Student Legal Services, across 7th Street from the IMU and Dunn Meadow, took a direct hit, illustrating that street trees with limited room for spreading roots are particularly vulnerable to high winds.









This fence at the north side of the tennis courts south of Woodlawn field illustrates the force of the wind, which bent over 2-inch steel support posts.










A typical scene looking east from Woodlawn Field jogging path toward Arboretum (note Wells Library in background).











While some students who ignored the sirens reported harrowing near misses from falling trees along 10th Street, there were no serious injuries. One Campus Division employee I spoke to, who had been with the university for 32 years, said he had never seen anything like the tree damage this storm wrought. Generally, campus buildings held up well.

While not half through, 2011 is already being billed as "The Year of the Tornado." According to the National Oceanic and Atmospheric Administration (NOAA), with records like the most severe thunderstorm wind reports on record (April 4), largest tornado outbreak on record (April 26-28 - which killed 321 people), and most tornadoes in a month (April, 875 tornadoes - previous monthly record for any month was May 2003, with 542 tornadoes). The Joplin EF-5 tornado was the deadliest since 1947 and 2011 overall has seen the most tornado deaths since 1953. For the year, we have had 1,314 tornadoes so far and the record for a year is 1,817, set in 2004. The average year sees 1,274 tornadoes.

As the May 25 storms here illustrate, we have much better warning systems in place now than existed 50 years ago.
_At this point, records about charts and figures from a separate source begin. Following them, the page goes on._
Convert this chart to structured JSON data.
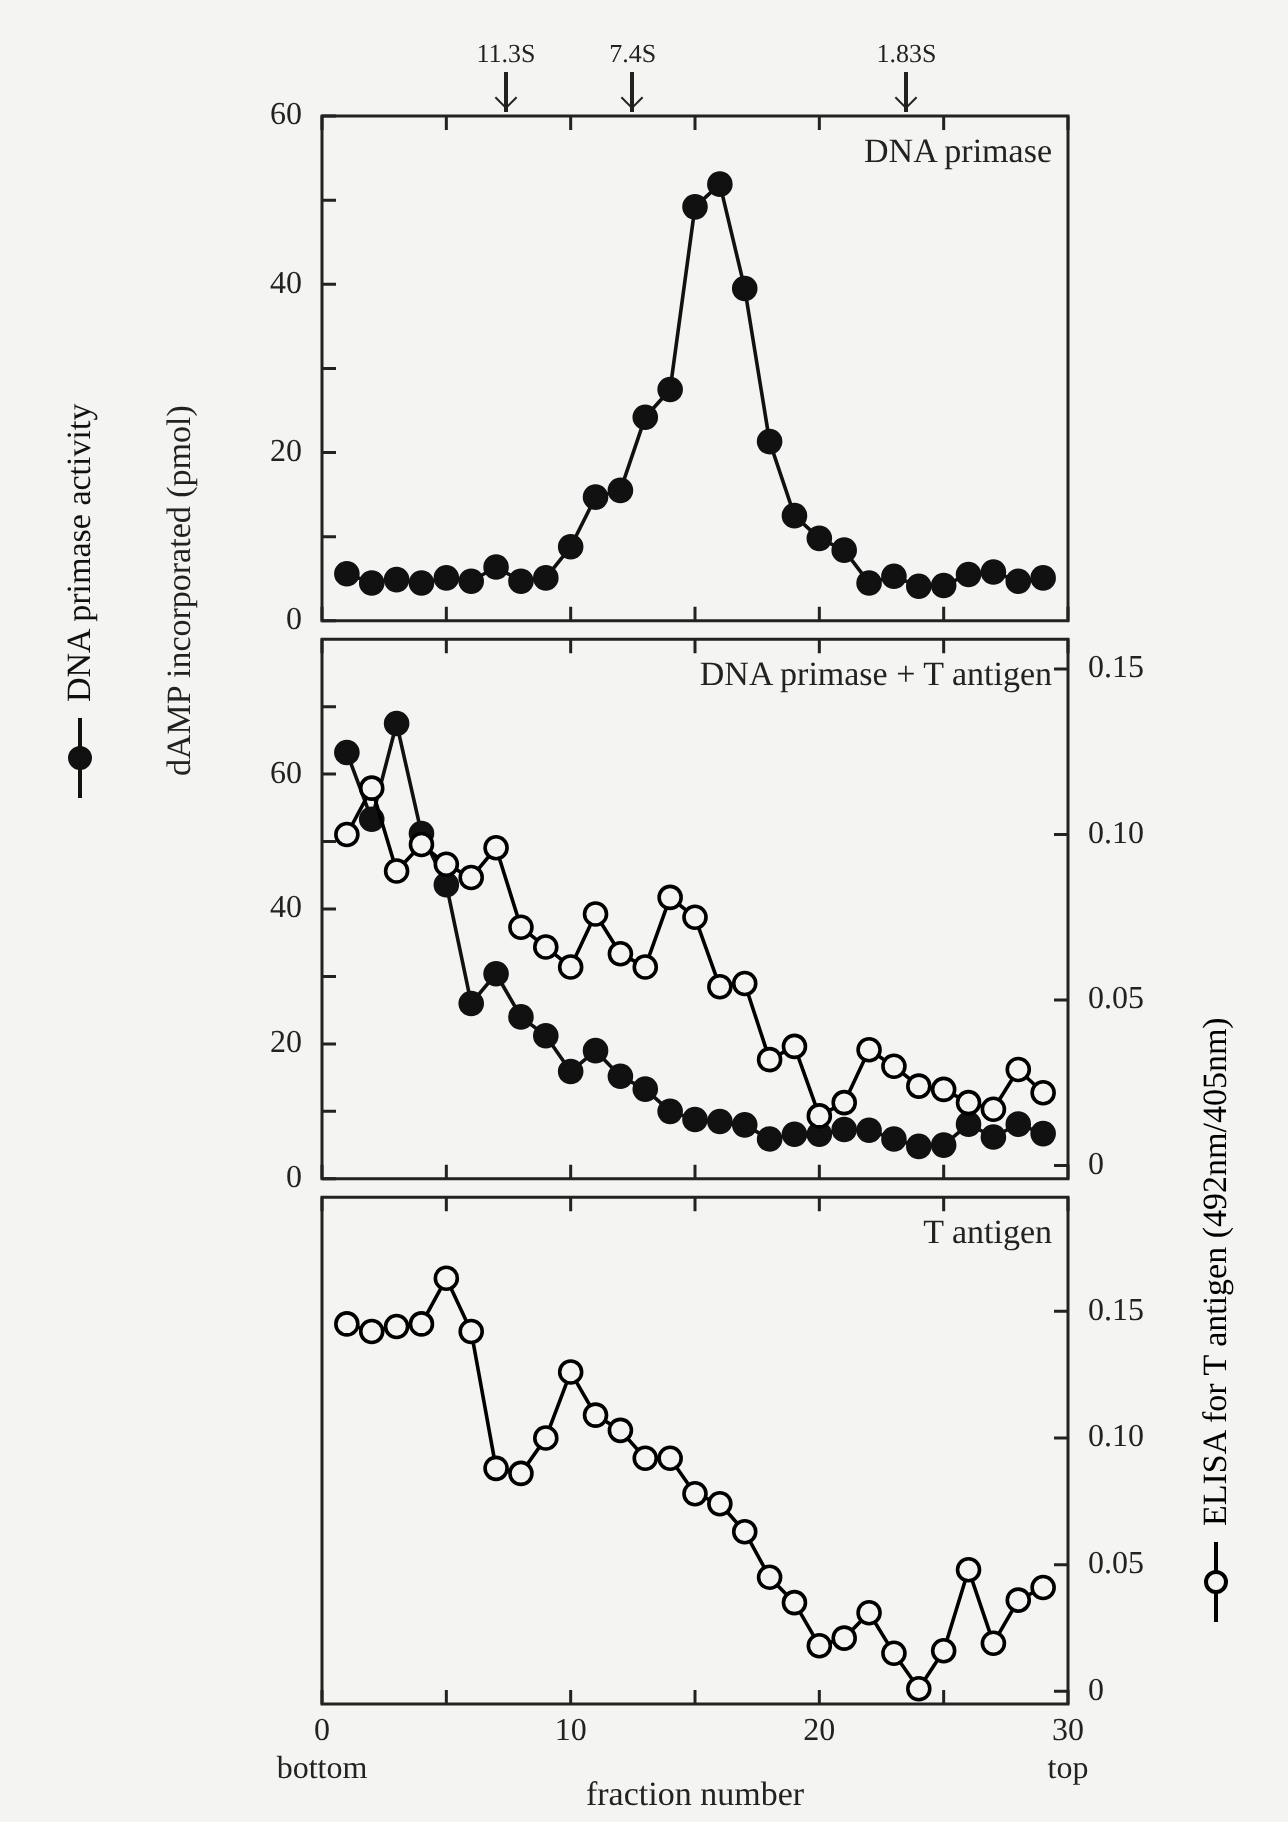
{
  "chart_data": [
    {
      "type": "line",
      "title": "DNA primase",
      "ylabel": "dAMP incorporated (pmol)",
      "legend": "left",
      "marker": "circle",
      "line_style": "solid",
      "grid": false,
      "tick_labels": "y",
      "x": [
        1,
        2,
        3,
        4,
        5,
        6,
        7,
        8,
        9,
        10,
        11,
        12,
        13,
        14,
        15,
        16,
        17,
        18,
        19,
        20,
        21,
        22,
        23,
        24,
        25,
        26,
        27,
        28,
        29
      ],
      "xlim": [
        0,
        30
      ],
      "xticks": [
        0,
        {
          "value": 5,
          "label": null
        },
        {
          "value": 10,
          "label": null
        },
        {
          "value": 15,
          "label": null
        },
        {
          "value": 20,
          "label": null
        },
        {
          "value": 25,
          "label": null
        },
        {
          "value": 30,
          "label": null
        }
      ],
      "ylim": [
        0,
        60
      ],
      "yticks": [
        0,
        {
          "value": 10,
          "label": null
        },
        20,
        {
          "value": 30,
          "label": null
        },
        40,
        {
          "value": 50,
          "label": null
        },
        60
      ],
      "ref_lines": [
        {
          "axis": "x",
          "value": 7.4,
          "label": "11.3S"
        },
        {
          "axis": "x",
          "value": 12.5,
          "label": "7.4S"
        },
        {
          "axis": "x",
          "value": 23.5,
          "label": "1.83S"
        }
      ],
      "series": [
        {
          "name": "DNA primase activity",
          "color": "#111111",
          "values": [
            5.6,
            4.5,
            4.9,
            4.5,
            5.1,
            4.7,
            6.4,
            4.7,
            5.1,
            8.8,
            14.7,
            15.5,
            24.2,
            27.5,
            49.2,
            51.9,
            39.5,
            21.3,
            12.5,
            9.8,
            8.4,
            4.5,
            5.3,
            4.1,
            4.2,
            5.5,
            5.8,
            4.7,
            5.1
          ]
        }
      ]
    },
    {
      "type": "line",
      "title": "DNA primase + T antigen",
      "marker": "circle",
      "line_style": "solid",
      "grid": false,
      "tick_labels": "y",
      "x": [
        1,
        2,
        3,
        4,
        5,
        6,
        7,
        8,
        9,
        10,
        11,
        12,
        13,
        14,
        15,
        16,
        17,
        18,
        19,
        20,
        21,
        22,
        23,
        24,
        25,
        26,
        27,
        28,
        29
      ],
      "xlim": [
        0,
        30
      ],
      "xticks": [
        {
          "value": 0,
          "label": null
        },
        {
          "value": 5,
          "label": null
        },
        {
          "value": 10,
          "label": null
        },
        {
          "value": 15,
          "label": null
        },
        {
          "value": 20,
          "label": null
        },
        {
          "value": 25,
          "label": null
        },
        {
          "value": 30,
          "label": null
        }
      ],
      "ylim": [
        0,
        80
      ],
      "yticks": [
        0,
        {
          "value": 10,
          "label": null
        },
        20,
        {
          "value": 30,
          "label": null
        },
        40,
        {
          "value": 50,
          "label": null
        },
        60,
        {
          "value": 70,
          "label": null
        }
      ],
      "y2lim": [
        -0.004,
        0.159
      ],
      "y2ticks": [
        0,
        0.05,
        {
          "value": 0.1,
          "label": "0.10"
        },
        0.15
      ],
      "series": [
        {
          "color": "#111111",
          "values": [
            63.2,
            53.3,
            67.5,
            51.2,
            43.6,
            26.0,
            30.4,
            24.0,
            21.2,
            15.9,
            19.0,
            15.2,
            13.3,
            10.0,
            8.8,
            8.5,
            8.0,
            5.9,
            6.6,
            6.6,
            7.3,
            7.2,
            5.9,
            4.8,
            5.0,
            8.1,
            6.2,
            8.1,
            6.7
          ]
        },
        {
          "color": "#000000",
          "axis": "y2",
          "values": [
            0.1,
            0.114,
            0.089,
            0.097,
            0.091,
            0.087,
            0.096,
            0.072,
            0.066,
            0.06,
            0.076,
            0.064,
            0.06,
            0.081,
            0.075,
            0.054,
            0.055,
            0.032,
            0.036,
            0.015,
            0.019,
            0.035,
            0.03,
            0.024,
            0.023,
            0.019,
            0.017,
            0.029,
            0.022
          ]
        }
      ]
    },
    {
      "type": "line",
      "title": "T antigen",
      "xlabel": "fraction number",
      "legend": "right",
      "marker": "circle",
      "line_style": "solid",
      "grid": false,
      "x": [
        1,
        2,
        3,
        4,
        5,
        6,
        7,
        8,
        9,
        10,
        11,
        12,
        13,
        14,
        15,
        16,
        17,
        18,
        19,
        20,
        21,
        22,
        23,
        24,
        25,
        26,
        27,
        28,
        29
      ],
      "xlim": [
        0,
        30
      ],
      "xticks": [
        {
          "value": 0,
          "label": "0\nbottom"
        },
        {
          "value": 5,
          "label": null
        },
        10,
        {
          "value": 15,
          "label": null
        },
        20,
        {
          "value": 25,
          "label": null
        },
        {
          "value": 30,
          "label": "30\ntop"
        }
      ],
      "y2lim": [
        -0.005,
        0.195
      ],
      "y2ticks": [
        0,
        0.05,
        {
          "value": 0.1,
          "label": "0.10"
        },
        0.15
      ],
      "series": [
        {
          "name": "ELISA for T antigen (492nm/405nm)",
          "color": "#000000",
          "axis": "y2",
          "values": [
            0.145,
            0.142,
            0.144,
            0.145,
            0.163,
            0.142,
            0.088,
            0.086,
            0.1,
            0.126,
            0.109,
            0.103,
            0.092,
            0.092,
            0.078,
            0.074,
            0.063,
            0.045,
            0.035,
            0.018,
            0.021,
            0.031,
            0.015,
            0.001,
            0.016,
            0.048,
            0.019,
            0.036,
            0.041
          ]
        }
      ]
    }
  ]
}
I received a cell phone warning from IU prior to every tornado warning, my iPad and iPhone both gave me push notices from The Weather Channel for every storm, TV and radio stations sounded emergency warnings, and even if all that wireless technology was not working, I could hear all of the sirens.

Many of the 132 people who perished in Joplin had warnings but lacked adequate storm shelter for a tornado with 200-plus miles-per-hour winds. If you don't have a basement, it may be worth investigating a simple storm shelter that can be placed in your garage slab or a kevlar and steel above-ground shelter that can be installed in an existing home. Our home in Evansville had an above-ground storm safe room with reinforced concrete floor, walls and ceiling, that also functioned as a spare bedroom during normal weather. Although we have a basement in our Bloomington home, I was missing that comfortable, quiet, secure above-ground room on Wednesday. Our next house will have one.